« Bassirou Diomaye Faye avait deux ans quand Paul Biya est devenu président ». Au Cameroun, le slogan fait un tabac sur les réseaux sociaux, illustré parfois par le visage presque juvénile du nouveau chef de l’Etat sénégalais et celui de son homologue camerounais âgé de 91 ans.
M. Faye a été élu le 24 mars, à 44 ans, deux semaines après être sorti de prison. Il a nommé mercredi Premier ministre son mentor Ousmane Sonko, principal opposant au régime du sortant Macky Sall.
M. Biya, lui, est à la tête du Cameroun depuis plus de 41 ans, et fait réprimer violemment ou emprisonner nombre d’opposants. Derrière son voisin Teodoro Obiang Nguema Mbasogo, 81 ans, qui dirige d’une main de fer la Guinée équatoriale depuis plus de 44 ans, il détient la médaille d’argent de la longévité au pouvoir pour un chef d’Etat vivant, hors monarchies.
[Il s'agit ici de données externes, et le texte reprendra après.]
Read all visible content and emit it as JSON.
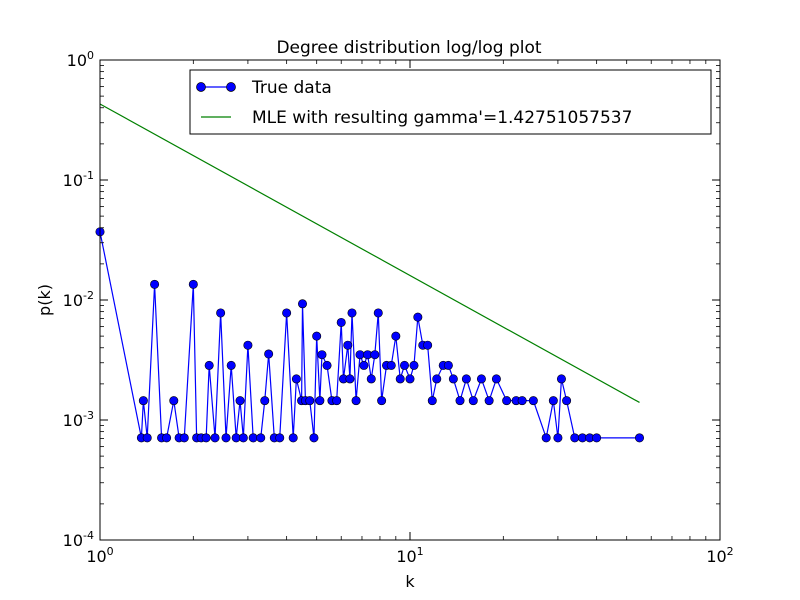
{
  "chart_data": {
    "type": "line",
    "title": "Degree distribution log/log plot",
    "xlabel": "k",
    "ylabel": "p(k)",
    "xscale": "log",
    "yscale": "log",
    "xlim": [
      1,
      100
    ],
    "ylim": [
      0.0001,
      1
    ],
    "x_ticks": [
      {
        "value": 1,
        "base": "10",
        "exp": "0"
      },
      {
        "value": 10,
        "base": "10",
        "exp": "1"
      },
      {
        "value": 100,
        "base": "10",
        "exp": "2"
      }
    ],
    "y_ticks": [
      {
        "value": 0.0001,
        "base": "10",
        "exp": "-4"
      },
      {
        "value": 0.001,
        "base": "10",
        "exp": "-3"
      },
      {
        "value": 0.01,
        "base": "10",
        "exp": "-2"
      },
      {
        "value": 0.1,
        "base": "10",
        "exp": "-1"
      },
      {
        "value": 1,
        "base": "10",
        "exp": "0"
      }
    ],
    "grid": false,
    "legend_placement": "top-center",
    "series": [
      {
        "name": "True data",
        "color": "#0000ff",
        "style": "line-with-circle-markers",
        "points": [
          [
            1.0,
            0.037
          ],
          [
            1.36,
            0.00071
          ],
          [
            1.38,
            0.00145
          ],
          [
            1.42,
            0.00071
          ],
          [
            1.5,
            0.0135
          ],
          [
            1.58,
            0.00071
          ],
          [
            1.64,
            0.00071
          ],
          [
            1.73,
            0.00145
          ],
          [
            1.8,
            0.00071
          ],
          [
            1.87,
            0.00071
          ],
          [
            2.0,
            0.0135
          ],
          [
            2.05,
            0.00071
          ],
          [
            2.12,
            0.00071
          ],
          [
            2.2,
            0.00071
          ],
          [
            2.25,
            0.00285
          ],
          [
            2.35,
            0.00071
          ],
          [
            2.45,
            0.0078
          ],
          [
            2.55,
            0.00071
          ],
          [
            2.65,
            0.00285
          ],
          [
            2.75,
            0.00071
          ],
          [
            2.83,
            0.00145
          ],
          [
            2.9,
            0.00071
          ],
          [
            3.0,
            0.0042
          ],
          [
            3.12,
            0.00071
          ],
          [
            3.3,
            0.00071
          ],
          [
            3.4,
            0.00145
          ],
          [
            3.5,
            0.00355
          ],
          [
            3.65,
            0.00071
          ],
          [
            3.8,
            0.00071
          ],
          [
            4.0,
            0.0078
          ],
          [
            4.2,
            0.00071
          ],
          [
            4.3,
            0.0022
          ],
          [
            4.47,
            0.00145
          ],
          [
            4.5,
            0.0093
          ],
          [
            4.6,
            0.00145
          ],
          [
            4.75,
            0.00145
          ],
          [
            4.9,
            0.00071
          ],
          [
            5.0,
            0.005
          ],
          [
            5.12,
            0.00145
          ],
          [
            5.2,
            0.0035
          ],
          [
            5.4,
            0.00285
          ],
          [
            5.6,
            0.00145
          ],
          [
            5.8,
            0.00145
          ],
          [
            6.0,
            0.0065
          ],
          [
            6.1,
            0.0022
          ],
          [
            6.3,
            0.0042
          ],
          [
            6.4,
            0.0022
          ],
          [
            6.5,
            0.0078
          ],
          [
            6.7,
            0.00145
          ],
          [
            6.9,
            0.0035
          ],
          [
            7.1,
            0.00285
          ],
          [
            7.3,
            0.0035
          ],
          [
            7.5,
            0.0022
          ],
          [
            7.7,
            0.0035
          ],
          [
            7.9,
            0.0078
          ],
          [
            8.1,
            0.00145
          ],
          [
            8.4,
            0.00285
          ],
          [
            8.7,
            0.00285
          ],
          [
            9.0,
            0.005
          ],
          [
            9.3,
            0.0022
          ],
          [
            9.6,
            0.00285
          ],
          [
            10.0,
            0.0022
          ],
          [
            10.3,
            0.00285
          ],
          [
            10.6,
            0.0072
          ],
          [
            11.0,
            0.0042
          ],
          [
            11.4,
            0.0042
          ],
          [
            11.8,
            0.00145
          ],
          [
            12.2,
            0.0022
          ],
          [
            12.8,
            0.00285
          ],
          [
            13.3,
            0.00285
          ],
          [
            13.8,
            0.0022
          ],
          [
            14.5,
            0.00145
          ],
          [
            15.2,
            0.0022
          ],
          [
            16.0,
            0.00145
          ],
          [
            17.0,
            0.0022
          ],
          [
            18.0,
            0.00145
          ],
          [
            19.0,
            0.0022
          ],
          [
            20.5,
            0.00145
          ],
          [
            22.0,
            0.00145
          ],
          [
            23.0,
            0.00145
          ],
          [
            25.0,
            0.00145
          ],
          [
            27.5,
            0.00071
          ],
          [
            29.0,
            0.00145
          ],
          [
            30.0,
            0.00071
          ],
          [
            30.8,
            0.0022
          ],
          [
            32.0,
            0.00145
          ],
          [
            34.0,
            0.00071
          ],
          [
            36.0,
            0.00071
          ],
          [
            38.0,
            0.00071
          ],
          [
            40.0,
            0.00071
          ],
          [
            55.0,
            0.00071
          ]
        ]
      },
      {
        "name": "MLE with resulting gamma'=1.42751057537",
        "color": "#008000",
        "style": "line",
        "points": [
          [
            1.0,
            0.43
          ],
          [
            55.0,
            0.0014
          ]
        ]
      }
    ]
  }
}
Faye et Sonko font donc rêver les oppositions et la jeunesse en Afrique, mais le maintien au pouvoir d’autocrates vieillissants, auxquels succèdent parfois leurs héritiers, peut facilement ébranler les espoirs nés du côté de Dakar.
En Afrique, la moitié de la population avait moins de 18,6 ans selon l’ONU en 2021. La même année, la moyenne d’âge de ses chefs d’Etat était de 66 ans, selon des statistiques du magazine français Jeune Afrique.
Alors que télévisions et radios d’Etat camerounais relaient parcimonieusement la victoire de M. Faye, des débats très populaires dans les médias indépendants ont tôt fait la comparaison.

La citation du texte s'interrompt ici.